By Susan Rieger. (Crown, 461 pages, $25.)

Susan Rieger’s debut novel tells a story of fictitious legal filings and associated professional and personal correspondence of people involved in the dissolution of a single marriage.

Gimmicks often don’t pass for literature. This one does. Rieger writes with such facility and humor in so many voices — neurotic lawyer, betrayed wife, self-centered doctor, heartbroken child — that she creates fully formed characters and a plausible narrative.

The tale of Mia Meiklejohn’s breakup with her cheating physician husband, Daniel Durkheim, could have easily spawned a yawn or at least an indifferent shrug. Instead, through a series of wonderfully literate legal memorandums, letters and e-mails, Rieger makes the reader confront the ugliness of divorce that transcends trust funds.

Rieger, the wife of New Yorker critic David Denby, has spun an excellent yarn about the nature of love, insecurity and commitment.

JIM SPENCER, staff writer


Finding Foxholes

By Faye Berger. (North Star Press, 149 pages, $14.95.)
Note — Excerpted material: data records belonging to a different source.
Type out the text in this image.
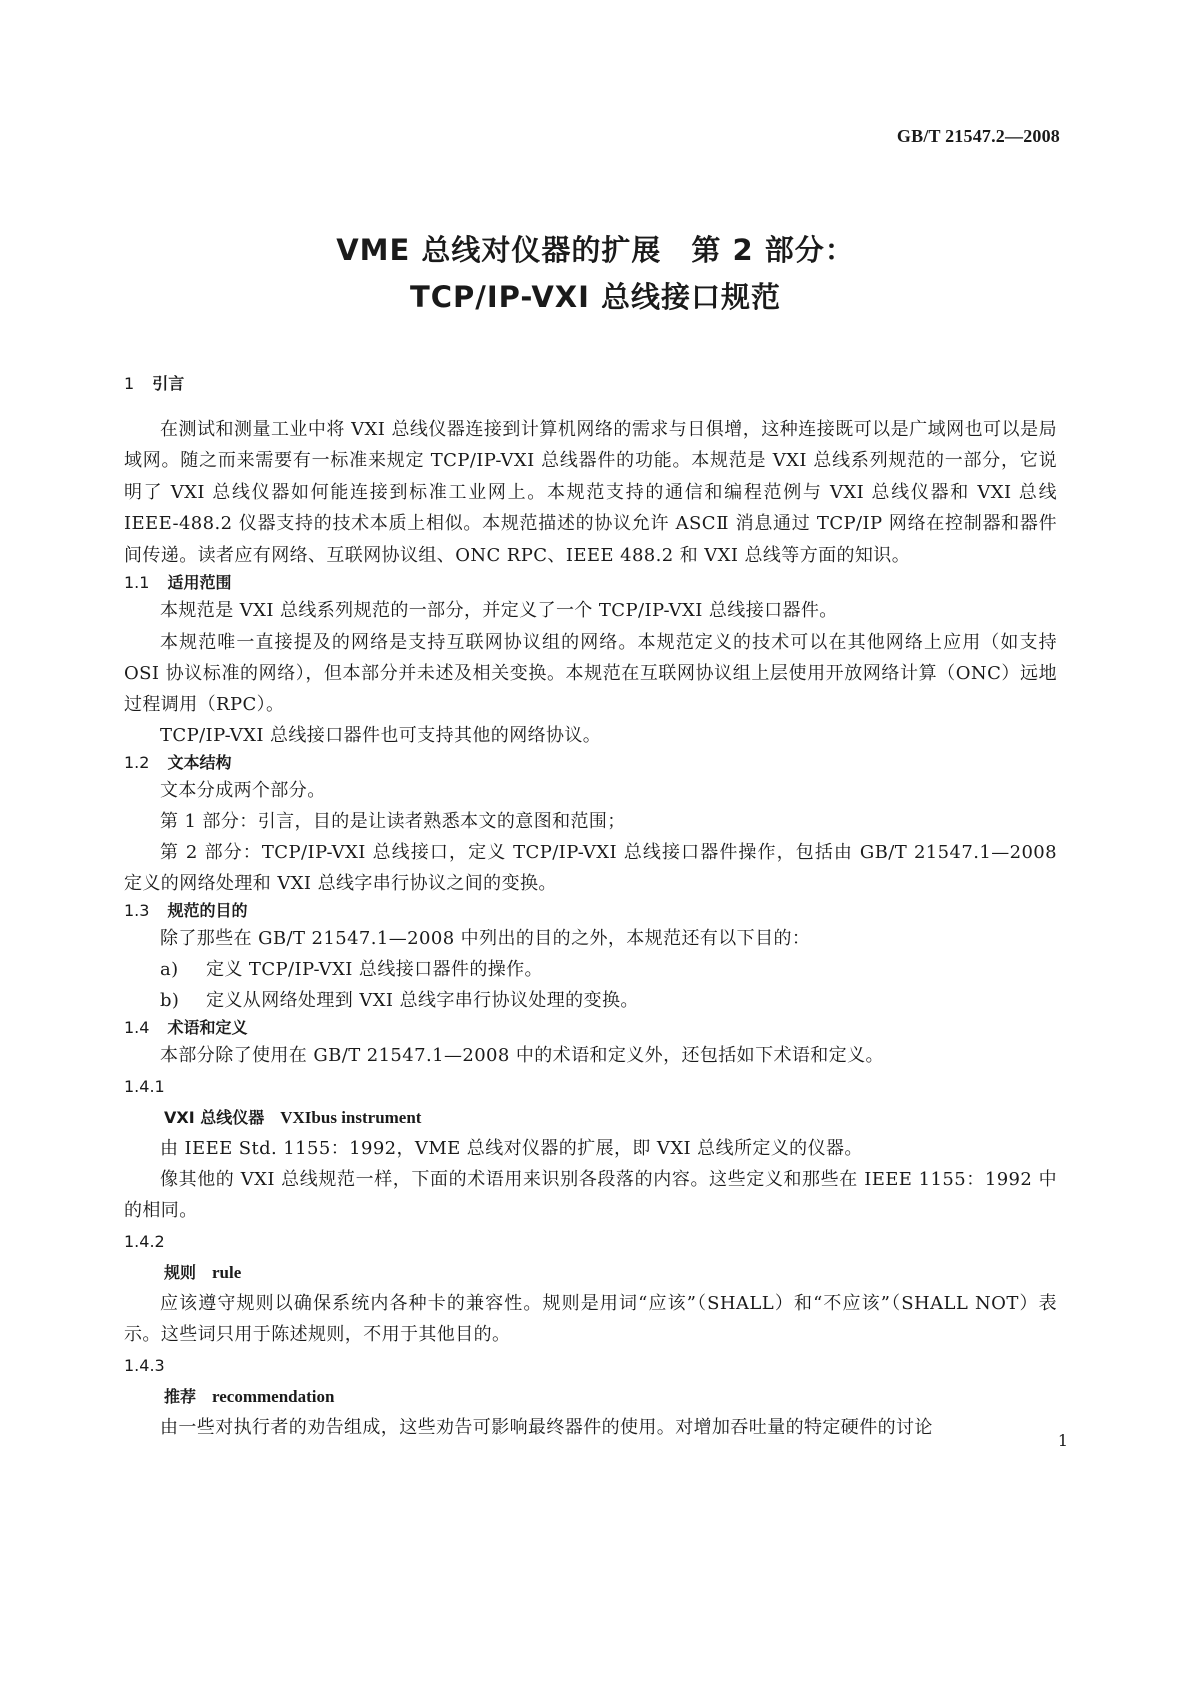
GB/T 21547.2—2008
VME 总线对仪器的扩展　第 2 部分：
TCP/IP-VXI 总线接口规范
1 引言

在测试和测量工业中将 VXI 总线仪器连接到计算机网络的需求与日俱增，这种连接既可以是广域网也可以是局域网。随之而来需要有一标准来规定 TCP/IP-VXI 总线器件的功能。本规范是 VXI 总线系列规范的一部分，它说明了 VXI 总线仪器如何能连接到标准工业网上。本规范支持的通信和编程范例与 VXI 总线仪器和 VXI 总线 IEEE-488.2 仪器支持的技术本质上相似。本规范描述的协议允许 ASCⅡ 消息通过 TCP/IP 网络在控制器和器件间传递。读者应有网络、互联网协议组、ONC RPC、IEEE 488.2 和 VXI 总线等方面的知识。

1.1 适用范围

本规范是 VXI 总线系列规范的一部分，并定义了一个 TCP/IP-VXI 总线接口器件。

本规范唯一直接提及的网络是支持互联网协议组的网络。本规范定义的技术可以在其他网络上应用（如支持 OSI 协议标准的网络），但本部分并未述及相关变换。本规范在互联网协议组上层使用开放网络计算（ONC）远地过程调用（RPC）。

TCP/IP-VXI 总线接口器件也可支持其他的网络协议。

1.2 文本结构

文本分成两个部分。

第 1 部分：引言，目的是让读者熟悉本文的意图和范围；

第 2 部分：TCP/IP-VXI 总线接口，定义 TCP/IP-VXI 总线接口器件操作，包括由 GB/T 21547.1—2008 定义的网络处理和 VXI 总线字串行协议之间的变换。

1.3 规范的目的

除了那些在 GB/T 21547.1—2008 中列出的目的之外，本规范还有以下目的：

a) 定义 TCP/IP-VXI 总线接口器件的操作。

b) 定义从网络处理到 VXI 总线字串行协议处理的变换。

1.4 术语和定义

本部分除了使用在 GB/T 21547.1—2008 中的术语和定义外，还包括如下术语和定义。

1.4.1
VXI 总线仪器 VXIbus instrument

由 IEEE Std. 1155：1992，VME 总线对仪器的扩展，即 VXI 总线所定义的仪器。

像其他的 VXI 总线规范一样，下面的术语用来识别各段落的内容。这些定义和那些在 IEEE 1155：1992 中的相同。

1.4.2
规则 rule

应该遵守规则以确保系统内各种卡的兼容性。规则是用词“应该”（SHALL）和“不应该”（SHALL NOT）表示。这些词只用于陈述规则，不用于其他目的。

1.4.3
推荐 recommendation

由一些对执行者的劝告组成，这些劝告可影响最终器件的使用。对增加吞吐量的特定硬件的讨论

1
Wartime reminiscences come in degrees, from veterans quick with a story to those who’ve never breathed a word. Russel Albrecht’s memories fall in line with many of his fellows’ in that he invariably recounted his experiences on the front lines of World War II with enough detail to make the drama clear, yet never so much that it sounded heroic. Like this: When his captain was killed 10 feet away, he saw the likely sniper in a church tower. “That’s the first aimed shot that I took in the service,” he said. “I shot a lot of times from the hip where you see a bush or something and you blast that, but I never had an aimed one until then.” The sniper was silenced. “I just figured someone else shot at the same time I did. Anyway, he didn’t bother us, and I went on.”

That we have this story is due to daughter, Faye Berger, collecting his thoughts in 1992 as they revisited his infantry route in Europe on the trip of a lifetime. “Better put, it was a trip of a past life,” writes Berger, a retired paralegal from Golden Valley. She bolsters her widowed father’s accounts with her own travelogue about seeking landmarks a half-century later, of struggling with languages, of wondering if this was a wise pursuit.

There are no grand conclusions, which makes this book all the more accessible, credible and, ultimately, quite moving. Faye Berger will be at the Golden Valley Library, Brookview Center, at 10 a.m. Wed.